Frontiers announce 600 redundancies

    • Reorganization for a first-class publishing service securing quality at scale 
    • A proposed reduction of 600 roles across 23 countries 
    • Optimizing our management framework to react rapidly to market shifts 
    • New solutions to drive the open access transition to the tipping point  

    Frontiers announces a strategic reorganization and team resizing to focus on researcher-centric, technology-empowered teams to provide a first class publishing experience and secure sustainable quality publishing at scale. This change marks the next chapter in our journey to make open access the default science publishing model.   

    Background 

    The COVID-19 pandemic brought to the fore several transformative trends in science publishing:  

    • An increase in article submissions during the lockdown highlighted the speed with which the scientific community can respond to save the day when faced with a global crisis,  
    • A preference for open access as the immediacy of sharing knowledge became the obvious author choice,  
    • A notable increase in submissions to Frontiers’ Research Topics, demonstrating researchers’ needs to combine disciplines in new ways, free from the constraints of traditional journal structures, to address urgent questions more quickly. 

    The pandemic also brought along an industry-wide trend for more fraudulent manuscripts. Frontiers responded with sweeping audits of its articles, journals, and Research Topics, introduced additional research integrity controls, and deployed AI-powered quality checks. These additional controls led to an increase in rejection rates, underscoring our commitment to quality – see quality at Frontiers for more details on our response. 

    By the end of the pandemic, the publishing market saw a downturn. This reinforced the importance for resilience and agility amidst market shifts.  

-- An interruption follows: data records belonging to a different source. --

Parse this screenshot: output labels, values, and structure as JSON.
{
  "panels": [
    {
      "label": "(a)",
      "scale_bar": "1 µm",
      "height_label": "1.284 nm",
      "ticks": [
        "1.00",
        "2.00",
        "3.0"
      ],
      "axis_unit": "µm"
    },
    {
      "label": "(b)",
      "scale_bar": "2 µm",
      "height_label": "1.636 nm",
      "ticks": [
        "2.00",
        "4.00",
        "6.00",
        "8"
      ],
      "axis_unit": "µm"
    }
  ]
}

    These insights prompted a major reorganization in Frontiers throughout 2023 to form multi-expert teams empowered with AI technology to provide the full spectrum of publishing services tailored to our more than 2,000 academic communities. We also optimized our operational model and management framework to easily adapt to changes in the market.  

    In the current market conditions, we are increasing efficiency further by proposing to significantly resize our workforce of about 2,000 employees across 23 countries to about 1,400 employees. Together with the management and operational changes made in 2023, this makes Frontiers a leaner and more agile organization, with enhanced financial resilience amidst market shifts.  

    The changes also allow us to preserve our significant sponsorship of academic communities:  

    • Our inclusivity program that subsidizes article costs to ensure that no author is left behind,  
    • Our editor and reviewer recognition and awards program,  
    • Our continued advocacy for open science on global challenges,  
    • Our free to publish-and-access journal for kids that is preparing the next generation on the latest science,  
    • The Frontiers Planet Prize that aims at mobilizing scientists to protect the planet from crossing irreversible tipping points. 

    Frontiers is ready for the future. During the pandemic, governments recognized the importance of science when faced with a global crisis and of open science to accelerate solutions. They responded with increased investments and mandated open access to articles and data. We are also anticipating a shift in authors’ preference for open access as it becomes ever more evident that it is the right thing to do. We expect that this, combined with the potential acceleration in science that AI may bring, will lead to increased growth in scientific output over the coming years. 

    Why is open access so urgent? 

    Despite the encouraging shift to open access during the pandemic, the open access transition is not progressing fast enough for science to make a significant contribution to other global challenges that humanity faces, or to enable a green economy on time (see A Race Against Time).  

    Our Frontiers Foundation therefore launched the Open Science Charter calling all publishers to transition to the fully open access model with adherence to quality peer-review and with a transparent pricing model based on quality of services provided.  

    We also introduced the flat fee agreement as an industry-first solution to allow institutions unlimited open access publishing as an alternative to the article processing charge (APC) and subscription model. The two first national agreements were made between Frontiers and the German Library Consortium and Swedish Library Consortium. This Transformed Agreement brings stability, transparency, and affordability to institutional library budgets. 

    Dr Kamila Markram, Frontiers’ CEO, stated: “Our organization thrives on the passion and expertise of its people, and I am confident that these changes will empower us to amplify their contributions to open science publishing. I am sad we need to let go of so many talented colleagues and I am very grateful for their invaluable contributions to making science open. It has been the most difficult decision in Frontiers history. But we need to shape a Frontiers primed for the future. This signifies a more agile and efficient model for open access publishing to serve the global community of researchers, institutions, and funders. By providing an open access publishing service based on quality, we can boost sharing of scientific knowledge, foster global collaborations, accelerate the innovation cycle, increase return on investment in science, and build public trust in science. Society must not wait any longer for open access to science.”